Maria Pace Chiavari
Do pão da terra ao pão de trigo
“Sem farinha, homem não vive”, afirma Luís da Câmara Cascudo ao tratar da história da alimentação no Brasil.7 A farinha mencionada é a de mandioca, base da alimentação indígena. Com ela, era possível confeccionar o denominado “pão da terra”, em grande uso entre os brasileiros.8 Esse hábito, entretanto, não satisfazia o paladar de todos.9 Assim, o plantio de trigo no Brasil era desejado, principalmente pelos imigrantes europeus. Para eles, a reconstituição dos hábitos alimentares da terra de origem se punha como condição fundamental para manterem a própria identidade cultural no novo país.
Relatórios redigidos pelos vice-reis Marquês do Lavradio e D. Luís de Vasconcelos, na segunda metade do século XVIII, mencionam a possibilidade de produzir o trigo no sul da colônia devido ao clima mais favorável ao cultivo.10 Entretanto, pelo alto teor de umidade do clima tropical, os primeiros resultados desse plantio demoraram muito a aparecer.
A transferência da corte portuguesa para o Rio de Janeiro, em 1808, foi o evento histórico que mais causou mudanças nos costumes dos brasileiros. Pouco depois da chegada da família real, entre as normas estabelecidas para a cidade se adaptar aos hábitos europeus, estava a confecção do pão de farinha de trigo. Não foi fácil, para o reduzido número de padeiros estabelecidos na capital, satisfazer os gostos da corte e de seu entourage. A solução foi recorrer à farinha de trigo importada. Na qualidade de produto de luxo, o pão de trigo faz, finalmente, sua entrada oficial nas elegantes mesas dos brasileiros!
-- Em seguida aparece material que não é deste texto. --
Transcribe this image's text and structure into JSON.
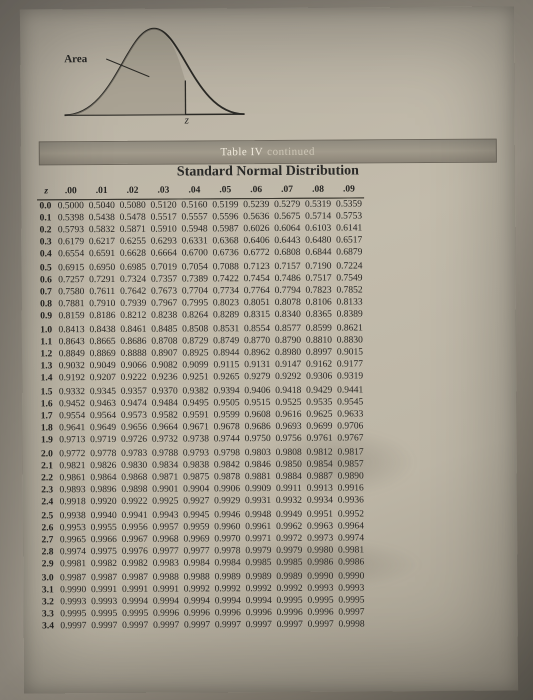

A produção do pão de farinha de trigo serviu de espelho para o país assumir consciência do seu nível de desenvolvimento e, ao mesmo tempo, de incentivo capaz de estimular o Brasil a se modernizar e entrar no processo de industrialização. Do outro lado do Atlântico,11 nessa mesma época, aconteciam grandes inovações no setor da moagem. [III]
Graças às novas tecnologias, as modernas máquinas permitem diminuir o tempo de produção e aumentar, em proporção, a quantidade de farinha obtida. A introdução desse novo sistema no Brasil possibilita que o preço pago pela importação do trigo seja logo compensado. Na escolha da localização mais apta para implantar tal moderno processo de industrialização, é dada prioridade ao Rio de Janeiro, devido às favoráveis condições econômicas e políticas oferecidas pela cidade. A imagem simbólica que assinala a importante passagem enfrentada pelo país é a do pão de trigo, que, em poucos anos, passa a fazer parte da mesa dos brasileiros como “o pão de todos os dias”.
[III]
A máquina a vapor
A revolução decisiva na história dos moinhos para cerais é baseada num sistema automatizado concebido pelo americano Oliver Evans na década de 1780, e aperfeiçoado no Reino Unido, onde é então utilizado o vapor como força motora. Pelo novo sistema acionado pelas máquinas a vapor, obtém-se um extraordinário aumento na produção de farinha.